Friday, May 16, 2014

Day 284 of 365: A Line Break for Every Sentence

I know I'm incredibly lucky to have been able to get my stuff out the way that I have. Granted, it took a lot of work and a lot of rejection emails, but it's nice to say that I have had my stuff published in various formats and on websites that get a lot of traffic.


That being said, I can't help but shake my head at some of the editing choices.


Sometimes it's in the form of a click-bait-y title, or italicizing words I didn't italicize. Sometimes it's in the form of replacing perfectly good parentheses and semi-colons with hyphens (which strikes a nerve with me because I'm still trying to get over my own little obsession with the N-dash and I have an irrational annoyance over the M-dash). And sometimes it's watching my carefully constructed paragraphs become diced up snippets.


You've seen them before: every sentence essentially gets a line break, as if the world is so ADD that five whole sentences in a row will throw people for a tizzy. And I can't help but laugh. I already use an excessive number of line breaks when I write. Do we really need to make my small paragraphs even smaller?


In some ways, I don't mind it. I mean, whatever it takes to get people to read my shit (someone pointed out that I probably have reached somewhere around two to three million people with my writing, mostly through my two viral essays). I am still hoping to parlay this into getting a manuscript or two sold, so whatever it takes to build an audience.


In other ways, it bothers me. As evidenced by my opinion on N-dashes versus M-dashes, I have a very particular way of crafting my words. I have a very specific cadence and I have a very specific flow.

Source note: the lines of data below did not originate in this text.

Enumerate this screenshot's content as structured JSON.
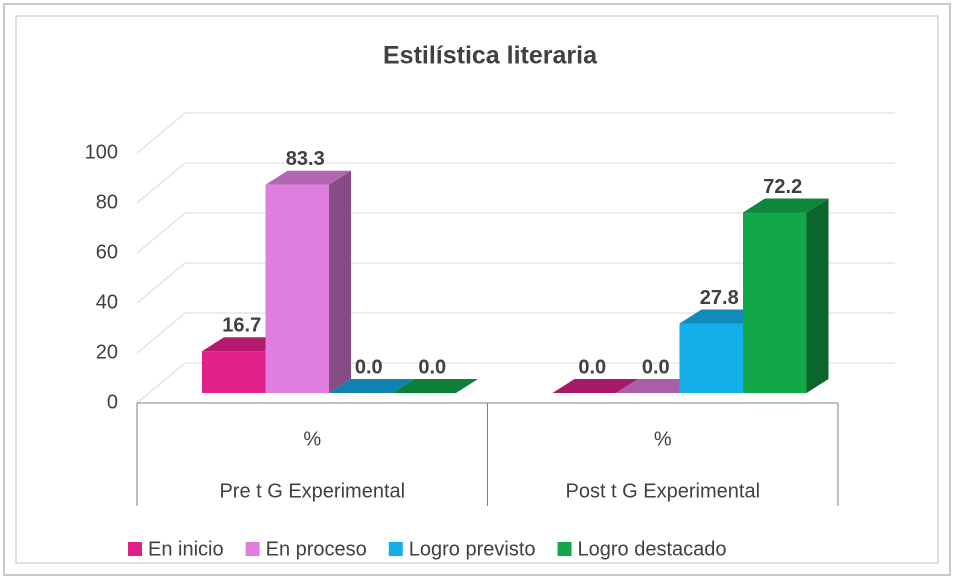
{
  "chart_data": {
    "type": "bar3d",
    "title": "Estilística literaria",
    "categories": [
      "Pre t G Experimental",
      "Post t G Experimental"
    ],
    "category_sublabels": [
      "%",
      "%"
    ],
    "series": [
      {
        "name": "En inicio",
        "color": "#e0218a",
        "values": [
          16.7,
          0.0
        ],
        "value_labels": [
          "16.7",
          "0.0"
        ]
      },
      {
        "name": "En proceso",
        "color": "#e07ee0",
        "values": [
          83.3,
          0.0
        ],
        "value_labels": [
          "83.3",
          "0.0"
        ]
      },
      {
        "name": "Logro previsto",
        "color": "#14aee8",
        "values": [
          0.0,
          27.8
        ],
        "value_labels": [
          "0.0",
          "27.8"
        ]
      },
      {
        "name": "Logro destacado",
        "color": "#12a84a",
        "values": [
          0.0,
          72.2
        ],
        "value_labels": [
          "0.0",
          "72.2"
        ]
      }
    ],
    "ylim": [
      0,
      100
    ],
    "yticks": [
      0,
      20,
      40,
      60,
      80,
      100
    ],
    "grid": true,
    "legend": "bottom"
  }
}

I construct my paragraphs in a way that goes with that beat and dicing them up into "bite sized" portions is like chopping up a song into 10-second snippets, punctuated by a brief pause, lest you get too caught up in the music. It dumbs everything down and makes it look like my stream-of-conscious writing is even more stream-of-conscious-y than before -- like I was too hysterical to construct anything other than a string of random sentences, one for every line in my notebook.


However, I fully recognize that this is nothing more than a variation of the ubiquitous "creative differences" ranting of a writer. This type of stuff breaks up bands, gets lead writers fired, and forces movie production to come to a grinding hault. There are few things that get artists as defensive as when someone tries to fiddle with their shit. But, without those editors, those fellow writers, those people who are willing to say, "This should be changed," work would never evolve. We'd all turn in George Lucas, making Episodes 1 - 3 with Jar Jar Binks and remaking masterpieces so that Greedo shoots first. You have to imagine that the reason why such an empire (pardon the pun/throwback) became so mediocre was due to the fact that George Lucas was no longer around people who would argue about "his vision". He went from one visionary around many great creatives to the sole proprietor (I don't think it's coincidence that Empire and Jedi -- arguably the two best -- were directed by somebody other than George Lucas).


So, somehow this rant about editing became a rant about Star Wars. Apparently this chick's nerdom knows no bounds. How's that for hysterical stream-of-conscious-ing.